Physical characteristics
- Source: Level Mountain Range
- • location: Level Mountain
- • coordinates: 58°18′20″N 131°24′41″W﻿ / ﻿58.30556°N 131.41139°W
- • elevation: 1,578 m (5,177 ft)
- Mouth: Tahltan River
- • coordinates: 58°7′15″N 131°18′2″W﻿ / ﻿58.12083°N 131.30056°W
- • elevation: 502 m (1,647 ft)
- Length: 28 km (17 mi)
- Basin size: 98.5 km^{2} (38.0 sq mi),
- • average: 1.17 m^{3}/s (41 cu ft/s)

Basin features
- Topo maps: NTS 104J6 Beatty Creek NTS 104J3 Tahltan River

= Bear Creek (Tahltan River tributary) =

Bear Creek is a tributary of the Tahltan River in northwest part of the province of British Columbia, Canada. It flows generally south through the Nahlin Plateau about 28 km to join the Tahltan River just downstream from the Tahltan and Little Tahltan River confluence.
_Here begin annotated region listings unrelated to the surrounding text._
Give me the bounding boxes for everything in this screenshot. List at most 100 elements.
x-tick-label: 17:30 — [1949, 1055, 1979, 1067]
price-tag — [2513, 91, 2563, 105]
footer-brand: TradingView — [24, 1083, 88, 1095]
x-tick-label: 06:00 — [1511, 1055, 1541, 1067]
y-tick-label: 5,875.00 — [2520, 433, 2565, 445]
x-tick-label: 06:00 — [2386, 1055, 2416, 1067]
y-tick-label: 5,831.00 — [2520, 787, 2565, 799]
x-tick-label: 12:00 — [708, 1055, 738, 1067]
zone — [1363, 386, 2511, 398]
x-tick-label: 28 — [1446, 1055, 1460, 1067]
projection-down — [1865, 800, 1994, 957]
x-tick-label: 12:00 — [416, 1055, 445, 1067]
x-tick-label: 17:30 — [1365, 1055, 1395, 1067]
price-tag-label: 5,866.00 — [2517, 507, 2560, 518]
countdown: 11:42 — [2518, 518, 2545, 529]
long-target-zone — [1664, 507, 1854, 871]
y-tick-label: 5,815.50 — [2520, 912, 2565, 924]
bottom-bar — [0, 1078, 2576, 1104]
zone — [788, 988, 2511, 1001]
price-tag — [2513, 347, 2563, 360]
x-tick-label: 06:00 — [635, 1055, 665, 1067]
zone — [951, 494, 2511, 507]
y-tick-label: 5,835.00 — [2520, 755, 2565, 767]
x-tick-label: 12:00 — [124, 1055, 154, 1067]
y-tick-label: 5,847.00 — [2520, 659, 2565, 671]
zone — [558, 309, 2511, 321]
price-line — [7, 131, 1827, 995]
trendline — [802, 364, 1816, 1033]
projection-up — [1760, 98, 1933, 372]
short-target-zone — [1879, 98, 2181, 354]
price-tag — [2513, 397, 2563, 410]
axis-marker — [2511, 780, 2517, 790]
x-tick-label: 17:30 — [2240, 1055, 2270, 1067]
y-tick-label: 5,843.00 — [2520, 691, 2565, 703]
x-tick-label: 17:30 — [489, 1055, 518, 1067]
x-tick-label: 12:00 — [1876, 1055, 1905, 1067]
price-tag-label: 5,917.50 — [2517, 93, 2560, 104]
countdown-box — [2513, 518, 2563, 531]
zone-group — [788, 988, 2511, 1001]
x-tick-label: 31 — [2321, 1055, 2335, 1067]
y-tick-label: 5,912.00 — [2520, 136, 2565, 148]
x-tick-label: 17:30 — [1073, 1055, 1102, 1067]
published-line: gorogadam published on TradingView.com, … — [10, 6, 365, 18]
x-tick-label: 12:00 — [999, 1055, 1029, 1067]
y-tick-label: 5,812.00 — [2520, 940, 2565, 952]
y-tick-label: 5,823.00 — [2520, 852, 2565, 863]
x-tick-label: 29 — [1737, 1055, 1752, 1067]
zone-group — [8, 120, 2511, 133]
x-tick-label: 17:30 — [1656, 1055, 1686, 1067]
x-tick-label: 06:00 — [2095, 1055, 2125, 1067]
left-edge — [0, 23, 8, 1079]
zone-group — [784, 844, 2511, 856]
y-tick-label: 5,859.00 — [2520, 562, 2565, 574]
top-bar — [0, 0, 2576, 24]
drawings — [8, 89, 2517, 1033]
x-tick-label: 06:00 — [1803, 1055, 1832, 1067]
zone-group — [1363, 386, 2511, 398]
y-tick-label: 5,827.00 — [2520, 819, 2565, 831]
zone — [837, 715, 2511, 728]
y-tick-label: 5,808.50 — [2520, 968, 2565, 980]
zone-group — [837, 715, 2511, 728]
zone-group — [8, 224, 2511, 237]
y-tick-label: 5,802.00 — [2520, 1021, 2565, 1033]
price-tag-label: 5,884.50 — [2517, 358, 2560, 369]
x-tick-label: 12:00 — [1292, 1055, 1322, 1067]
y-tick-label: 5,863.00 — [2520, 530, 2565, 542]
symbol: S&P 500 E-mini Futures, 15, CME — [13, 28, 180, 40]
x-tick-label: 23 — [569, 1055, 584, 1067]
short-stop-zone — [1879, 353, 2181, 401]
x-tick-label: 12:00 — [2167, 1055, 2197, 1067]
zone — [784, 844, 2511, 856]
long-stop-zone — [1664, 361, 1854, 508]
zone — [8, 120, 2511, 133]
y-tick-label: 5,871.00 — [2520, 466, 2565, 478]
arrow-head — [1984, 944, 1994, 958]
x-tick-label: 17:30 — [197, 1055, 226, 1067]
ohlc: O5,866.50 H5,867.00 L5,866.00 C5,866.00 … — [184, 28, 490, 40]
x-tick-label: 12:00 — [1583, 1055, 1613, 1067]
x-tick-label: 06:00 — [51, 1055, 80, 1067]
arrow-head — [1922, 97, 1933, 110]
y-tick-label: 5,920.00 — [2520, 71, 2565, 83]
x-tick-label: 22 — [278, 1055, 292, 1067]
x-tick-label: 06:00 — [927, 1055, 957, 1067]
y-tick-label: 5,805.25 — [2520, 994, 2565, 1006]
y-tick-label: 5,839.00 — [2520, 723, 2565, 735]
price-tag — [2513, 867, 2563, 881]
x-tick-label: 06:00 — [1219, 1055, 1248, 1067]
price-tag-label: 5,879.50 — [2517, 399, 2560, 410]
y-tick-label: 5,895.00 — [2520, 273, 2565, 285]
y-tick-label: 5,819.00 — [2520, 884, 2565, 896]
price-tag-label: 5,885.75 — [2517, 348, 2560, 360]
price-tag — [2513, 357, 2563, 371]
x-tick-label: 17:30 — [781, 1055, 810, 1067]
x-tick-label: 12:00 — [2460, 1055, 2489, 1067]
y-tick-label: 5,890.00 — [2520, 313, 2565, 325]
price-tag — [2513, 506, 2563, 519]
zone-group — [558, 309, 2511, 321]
Bear Creek's watershed covers 98.5 km2, and its mean annual discharge is an estimated 1.17 m3/s. The mouth of the Bear Creek is located about 25 km north of Telegraph Creek, British Columbia, about 115 km east of Juneau, Alaska, and about 222 km southeast of Whitehorse, Yukon. Bear Creek's watershed's land cover is classified as 35.9% shrubland, 19.1% conifer forest, 16.5% herbaceous, 13.9% mixed forest, 13.3% barren, and small amounts of other cover.

Bear Creek is in the traditional territory of the Tahltan people.

==Geography==
Bear Creek originates on the south flank of the massive Level Mountain shield volcano, about 15 km south of Meszah Peak, the highest peak of the Level Mountain Range, a cluster of bare peaks on the summit of Level Mountain. The creek flows south through Level Mountain's high and relatively barren lava plateau. After about 17 km Bear Creek enters a steep canyon carved into the escarpment on Level Mountain's southern edge. Shortly after this the creek is joined by several significant but unnamed tributaries that also flow south from Level Mountain's high lava plateau. These tributaries have also carved steep gorges into Level Mountain's southern escarpment. Below the escarpment the landscape is dominated by coniferous forests. Bear Creek continues south, collecting several more unnamed tributaries, until it reaches the Tahltan River about a kilometre east of the Little Tahltan confluence and the Indian reserve of "Tahltan Forks 5" of the Tahltan First Nation.